PERSONAL SAFETY AS A PUBLIC POLICY OBJECTIVE?
IMPLICATIONS TO SOCIAL DEVELOPMENT

Xiaobei Chen

This paper provides a critical analysis of the emerging safety argument in public policy discussions. The discourse of personal safety has been central to the recent child protection reform in Ontario, British Columbia, and Alberta. The discourse is also observable, in various degrees, in deliberations in policy areas ranging from international adoption, regulation of homeless people on the street, environment protection, education, drug control, and health care. The formula is X (legislation, fee, action) is needed because Y's (children, passersby, patients) safety is at stake; or in a more intense form, X is needed because otherwise Y may die. The safety argument is not monopolized by the political right. In fact, it is quite often deployed by those on the left as well. Ontario NDP leader Howard Hampton's statement in November 2002 that people in Northern Ontario may freeze to death due to unaffordably expensive electricity comes to mind. What might be the effects of the safety argument on social development? The paper argues that making or advocating for public policy in the name of personal safety is compatible with and complementary to the neo-liberal emphasis on personal fulfillment as free individuals; it does not promote social development. This argument is supported by analyses of the following effects: the uneven distribution of citizenship dis/entitlement to safety and security despite the seemingly neutral and universal language of safety; the severely narrowed definition of well-being as personal safety and thus the legitimate scope of collective responsibility; and the introduction of a crime and justice logic to re-frame social problems which produces individual perpetrators.


Bio

Xiaobei Chen received her Ph.D. from the University of Toronto, Canada.
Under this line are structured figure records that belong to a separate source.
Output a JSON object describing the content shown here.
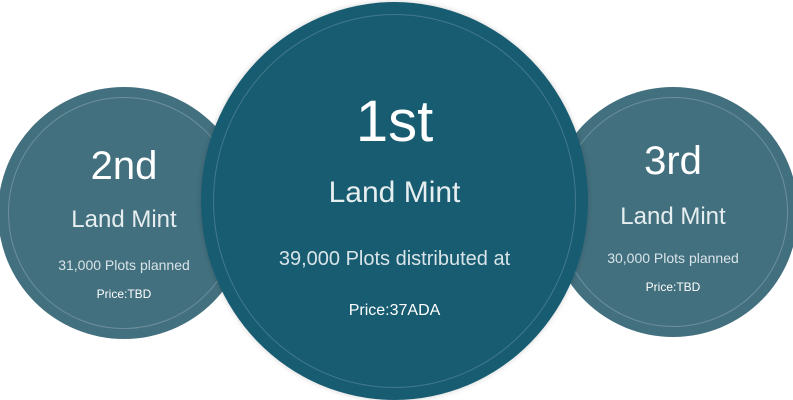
{
  "colors": {
    "center_circle": "#185c72",
    "side_circles": "#43707f",
    "text": "#ffffff"
  },
  "mints": [
    {
      "rank": "1st",
      "title": "Land Mint",
      "plots": "39,000 Plots distributed at",
      "price": "Price:37ADA"
    },
    {
      "rank": "2nd",
      "title": "Land Mint",
      "plots": "31,000 Plots planned",
      "price": "Price:TBD"
    },
    {
      "rank": "3rd",
      "title": "Land Mint",
      "plots": "30,000 Plots planned",
      "price": "Price:TBD"
    }
  ]
}
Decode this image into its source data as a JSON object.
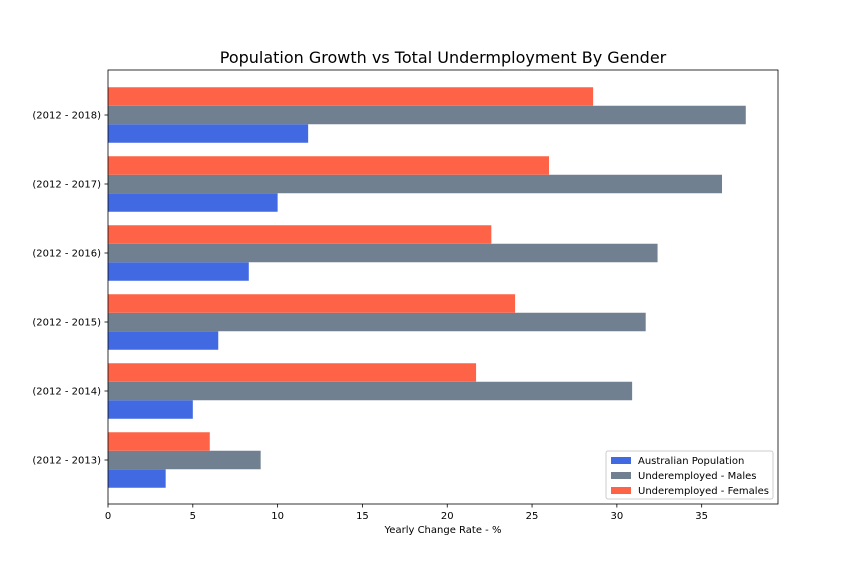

She was a Killam Postdoctoral Fellow at the Department of Political Science, University of Alberta from 2001 to 2002. She joined the faculty of the School of Social Work, University of Victoria in January 2003. She has published articles on social policy in Canada and China. Her current research and writing interest is in global/local citizenship politics in areas of child welfare, international adoptions, neo-liberal restructuring and its effects on women, within and across North American and Asia-Pacific national borders.